Observe before you govern

10 min read
promptrepo.readmcp.outsecretnet.callbaselinepolicyobserveprofilegovern

Enterprise security has always meant shipping pre-built detections for the common threats like SQL injection, phishing, exfiltration over DNS. The pattern worked because the underlying attack surfaces moved slow enough for static templates to stay relevant.

Agent security is different.

A year ago, the dominant AI risk was an employee pasting sensitive data into ChatGPT. The solution was simple enough: scan the prompt, block the upload, done.

However, for the agents of today, the risk has moved from the prompt to the action chain. This means that just looking at the input prompt isn't sufficient, you need additional policies surrounding governance of agentic actions.

Additionally, you might even want a few of your trusted agents to be able to access PII to accomplish a task. So the solution isn't always adding more restrictive policies, but enabling safe productivity.

Agents and the ways people use them evolve too quickly for static policy to keep up. Governance has to react to what agents are actually doing inside your organization, not to a checklist written last quarter. The loop is: observe, profile, adapt.

TL;DR

  • Agent security policy ages very quickly. A policy that was strong a few months ago will miss the risks of today.
  • The substrate is consolidating. The highest-impact autonomous work is concentrating around a smaller set of frontier work agents and coding agents, which makes deep observability technically investable.
  • Observability-first means reconstruct, profile, then adapt. Reconstruct full agent sessions, learn what's normal from them, and let that drive the controls you enforce.

Policy That Has Aged Out

Picture a coding agent, something like Claude Code, Cursor, or Copilot, working on a developer's behalf. It reads the repo, edits files, runs shell commands, and reaches out over the network whenever it decides it needs to. A natural first instinct for an enterprise was to control what those agents could talk to on the outside: lock them to an allowlist of internal services, the company's package registry, and a handful of trusted vendors.

Block any outbound request from a coding agent unless the destination is on the enterprise's approved domain list.

In a deterministic policy engine, it might look roughly like this:

{
  "name": "Restrict coding agent egress to approved domains",
  "action": "block",
  "severity": "high",
  "scope": {
    "integrationFamilies": ["claude_code", "cursor", "codex", "copilot"]
  },
  "conditions": {
    "operator": "and",
    "conditions": [
      { "field": "action.kind", "operator": "eq", "value": "tool.network.call" },
      { "field": "request.host", "operator": "not_in", "value": "@allowlist:approved_egress_domains" }
    ]
  }
}

The risk model behind it was simple:

agent decides to reach the network
  -> egress policy checks the destination
  -> approved hosts pass, everything else blocks
  -> safety hinges on the curation of that list

For a system where the worry was that a misbehaving agent might phone home to an attacker-controlled server, a domain allowlist was a reasonable control.

But the way agents are being attacked has changed in the past year, and the work we're asking them to do has expanded just as fast. Yesterday's read-only assistant is today's pull-request author with production credentials.

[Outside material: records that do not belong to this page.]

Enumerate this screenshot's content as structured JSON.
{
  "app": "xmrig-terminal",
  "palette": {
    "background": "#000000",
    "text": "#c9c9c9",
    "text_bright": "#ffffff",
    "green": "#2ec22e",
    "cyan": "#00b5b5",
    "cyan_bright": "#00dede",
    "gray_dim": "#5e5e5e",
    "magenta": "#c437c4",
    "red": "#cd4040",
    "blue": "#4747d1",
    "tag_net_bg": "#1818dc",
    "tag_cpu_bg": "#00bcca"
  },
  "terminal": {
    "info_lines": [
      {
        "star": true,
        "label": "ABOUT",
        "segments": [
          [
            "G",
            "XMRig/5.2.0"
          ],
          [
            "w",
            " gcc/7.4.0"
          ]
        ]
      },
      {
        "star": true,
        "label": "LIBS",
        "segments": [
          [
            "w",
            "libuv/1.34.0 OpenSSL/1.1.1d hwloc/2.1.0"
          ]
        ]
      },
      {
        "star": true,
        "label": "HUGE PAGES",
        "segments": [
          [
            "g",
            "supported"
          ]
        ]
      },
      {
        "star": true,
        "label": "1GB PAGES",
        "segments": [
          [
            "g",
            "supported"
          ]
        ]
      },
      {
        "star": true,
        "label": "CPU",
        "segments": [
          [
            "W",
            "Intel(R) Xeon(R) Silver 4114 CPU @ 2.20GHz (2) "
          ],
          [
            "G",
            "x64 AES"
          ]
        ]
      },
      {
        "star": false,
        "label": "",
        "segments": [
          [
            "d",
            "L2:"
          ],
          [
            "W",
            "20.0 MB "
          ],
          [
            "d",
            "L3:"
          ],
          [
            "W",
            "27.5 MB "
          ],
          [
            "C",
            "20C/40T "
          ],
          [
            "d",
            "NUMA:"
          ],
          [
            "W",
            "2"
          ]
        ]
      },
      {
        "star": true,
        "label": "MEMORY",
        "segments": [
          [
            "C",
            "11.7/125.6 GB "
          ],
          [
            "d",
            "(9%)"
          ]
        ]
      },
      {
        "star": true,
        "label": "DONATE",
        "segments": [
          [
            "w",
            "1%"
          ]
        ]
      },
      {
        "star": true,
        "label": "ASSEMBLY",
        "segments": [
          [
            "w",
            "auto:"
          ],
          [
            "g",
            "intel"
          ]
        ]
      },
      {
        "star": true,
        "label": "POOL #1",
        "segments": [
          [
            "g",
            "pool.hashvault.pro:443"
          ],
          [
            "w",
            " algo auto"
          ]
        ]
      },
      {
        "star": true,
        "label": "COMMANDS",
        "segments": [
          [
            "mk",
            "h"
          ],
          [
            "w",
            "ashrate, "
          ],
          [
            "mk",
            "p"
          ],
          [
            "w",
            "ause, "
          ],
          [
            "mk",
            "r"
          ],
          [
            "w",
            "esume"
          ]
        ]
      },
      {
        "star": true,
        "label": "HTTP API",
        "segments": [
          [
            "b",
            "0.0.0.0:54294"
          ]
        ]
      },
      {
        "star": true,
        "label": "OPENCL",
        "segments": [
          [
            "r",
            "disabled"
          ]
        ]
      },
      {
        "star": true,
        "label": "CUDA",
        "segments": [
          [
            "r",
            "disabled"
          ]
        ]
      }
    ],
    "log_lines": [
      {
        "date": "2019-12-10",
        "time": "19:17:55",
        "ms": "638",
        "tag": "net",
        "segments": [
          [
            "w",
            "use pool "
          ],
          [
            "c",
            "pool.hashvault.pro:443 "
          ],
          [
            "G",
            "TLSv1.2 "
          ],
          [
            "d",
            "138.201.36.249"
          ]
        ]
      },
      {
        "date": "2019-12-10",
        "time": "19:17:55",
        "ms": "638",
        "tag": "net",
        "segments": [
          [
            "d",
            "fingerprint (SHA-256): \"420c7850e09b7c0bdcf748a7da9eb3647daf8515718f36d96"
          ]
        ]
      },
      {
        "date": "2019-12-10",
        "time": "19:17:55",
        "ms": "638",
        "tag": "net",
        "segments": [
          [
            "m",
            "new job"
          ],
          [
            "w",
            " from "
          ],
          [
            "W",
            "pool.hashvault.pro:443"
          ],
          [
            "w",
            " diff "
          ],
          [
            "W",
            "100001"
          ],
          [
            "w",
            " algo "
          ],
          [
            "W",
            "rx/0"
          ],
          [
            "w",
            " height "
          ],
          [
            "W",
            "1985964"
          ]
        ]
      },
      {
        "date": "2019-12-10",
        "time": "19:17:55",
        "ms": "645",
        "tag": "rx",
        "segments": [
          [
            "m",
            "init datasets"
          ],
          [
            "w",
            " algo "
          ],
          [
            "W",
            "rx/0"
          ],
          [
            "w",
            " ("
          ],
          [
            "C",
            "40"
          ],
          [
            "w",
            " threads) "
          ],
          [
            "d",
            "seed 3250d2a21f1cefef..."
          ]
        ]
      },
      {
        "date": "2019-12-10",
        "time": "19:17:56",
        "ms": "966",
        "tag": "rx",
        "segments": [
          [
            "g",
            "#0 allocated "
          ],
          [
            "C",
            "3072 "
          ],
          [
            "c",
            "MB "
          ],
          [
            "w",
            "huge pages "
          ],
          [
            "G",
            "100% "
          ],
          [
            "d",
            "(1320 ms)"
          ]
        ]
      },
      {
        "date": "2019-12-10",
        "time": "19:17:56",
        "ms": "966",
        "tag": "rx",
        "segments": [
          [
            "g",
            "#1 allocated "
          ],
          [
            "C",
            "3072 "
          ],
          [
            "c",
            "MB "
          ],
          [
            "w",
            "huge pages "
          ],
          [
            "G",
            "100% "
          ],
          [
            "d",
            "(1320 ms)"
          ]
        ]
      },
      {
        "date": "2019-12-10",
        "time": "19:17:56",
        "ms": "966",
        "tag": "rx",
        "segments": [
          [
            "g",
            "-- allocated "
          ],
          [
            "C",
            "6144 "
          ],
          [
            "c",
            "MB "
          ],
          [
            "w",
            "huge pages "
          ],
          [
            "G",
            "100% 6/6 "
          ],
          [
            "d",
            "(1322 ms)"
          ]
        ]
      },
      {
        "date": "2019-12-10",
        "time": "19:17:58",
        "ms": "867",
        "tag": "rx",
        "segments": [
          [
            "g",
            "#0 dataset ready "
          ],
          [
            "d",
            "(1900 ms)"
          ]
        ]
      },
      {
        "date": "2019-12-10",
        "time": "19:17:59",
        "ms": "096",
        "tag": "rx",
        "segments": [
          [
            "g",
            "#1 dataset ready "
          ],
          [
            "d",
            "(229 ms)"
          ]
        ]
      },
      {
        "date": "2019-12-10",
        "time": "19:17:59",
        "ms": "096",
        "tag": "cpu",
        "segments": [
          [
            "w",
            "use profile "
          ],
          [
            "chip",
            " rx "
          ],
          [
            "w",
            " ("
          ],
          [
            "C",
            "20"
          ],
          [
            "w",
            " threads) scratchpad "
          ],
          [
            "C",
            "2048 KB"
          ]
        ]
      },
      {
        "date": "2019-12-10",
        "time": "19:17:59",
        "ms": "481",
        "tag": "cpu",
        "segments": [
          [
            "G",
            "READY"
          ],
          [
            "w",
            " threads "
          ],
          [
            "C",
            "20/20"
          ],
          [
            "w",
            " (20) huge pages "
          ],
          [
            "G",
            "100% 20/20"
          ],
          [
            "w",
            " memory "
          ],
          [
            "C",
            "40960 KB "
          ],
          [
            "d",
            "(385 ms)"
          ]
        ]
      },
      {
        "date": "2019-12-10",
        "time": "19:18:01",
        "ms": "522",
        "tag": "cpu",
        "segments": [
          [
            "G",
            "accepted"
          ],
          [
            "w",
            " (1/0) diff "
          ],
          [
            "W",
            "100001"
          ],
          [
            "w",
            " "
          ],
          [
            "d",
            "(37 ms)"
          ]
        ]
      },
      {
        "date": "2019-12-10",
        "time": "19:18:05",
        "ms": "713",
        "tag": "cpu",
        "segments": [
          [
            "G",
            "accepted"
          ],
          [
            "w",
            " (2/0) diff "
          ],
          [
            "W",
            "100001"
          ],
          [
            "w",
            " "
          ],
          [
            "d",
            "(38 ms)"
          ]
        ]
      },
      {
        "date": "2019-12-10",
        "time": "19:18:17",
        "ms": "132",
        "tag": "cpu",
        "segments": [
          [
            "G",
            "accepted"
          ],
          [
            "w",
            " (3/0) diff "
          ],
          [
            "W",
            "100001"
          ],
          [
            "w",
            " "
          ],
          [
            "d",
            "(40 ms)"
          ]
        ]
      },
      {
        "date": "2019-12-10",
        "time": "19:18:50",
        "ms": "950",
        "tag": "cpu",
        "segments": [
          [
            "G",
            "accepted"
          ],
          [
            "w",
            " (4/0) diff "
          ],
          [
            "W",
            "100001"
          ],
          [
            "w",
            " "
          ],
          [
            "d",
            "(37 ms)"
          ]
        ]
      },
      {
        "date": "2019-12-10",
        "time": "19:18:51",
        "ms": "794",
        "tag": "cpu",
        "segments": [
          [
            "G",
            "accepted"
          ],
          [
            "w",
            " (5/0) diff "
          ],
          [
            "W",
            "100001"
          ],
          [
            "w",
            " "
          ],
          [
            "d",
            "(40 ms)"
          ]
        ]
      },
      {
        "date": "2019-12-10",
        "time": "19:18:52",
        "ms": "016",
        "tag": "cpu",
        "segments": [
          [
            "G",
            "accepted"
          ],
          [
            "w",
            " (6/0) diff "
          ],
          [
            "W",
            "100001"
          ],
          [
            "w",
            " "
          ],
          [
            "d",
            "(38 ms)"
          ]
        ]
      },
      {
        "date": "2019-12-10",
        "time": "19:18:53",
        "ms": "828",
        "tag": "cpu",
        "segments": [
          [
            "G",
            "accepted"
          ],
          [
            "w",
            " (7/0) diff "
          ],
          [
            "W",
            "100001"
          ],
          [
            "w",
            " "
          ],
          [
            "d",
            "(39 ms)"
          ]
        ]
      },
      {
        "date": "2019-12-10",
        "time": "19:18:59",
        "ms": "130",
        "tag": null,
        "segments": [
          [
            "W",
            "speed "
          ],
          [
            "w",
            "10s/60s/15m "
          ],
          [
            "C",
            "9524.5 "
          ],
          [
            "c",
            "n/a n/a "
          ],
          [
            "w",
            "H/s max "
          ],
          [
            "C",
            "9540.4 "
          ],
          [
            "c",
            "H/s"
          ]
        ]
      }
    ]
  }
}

The malicious instruction is no longer pointing the agent at strange hosts. It is showing up inside the artifacts the agent already considers trusted, and it routes exfiltration through channels the policy has already approved:

  • A poisoned .mcp.json, CLAUDE.md, or .cursor/rules file inside the repo the agent just cloned, written to look like ordinary project configuration (CVE-2025-59536[1][2], CVE-2026-21852[3]).
  • A response from an allowlisted external tool whose contents the agent treats as instructions rather than data (the MCPoison disclosure, August 2025[4]).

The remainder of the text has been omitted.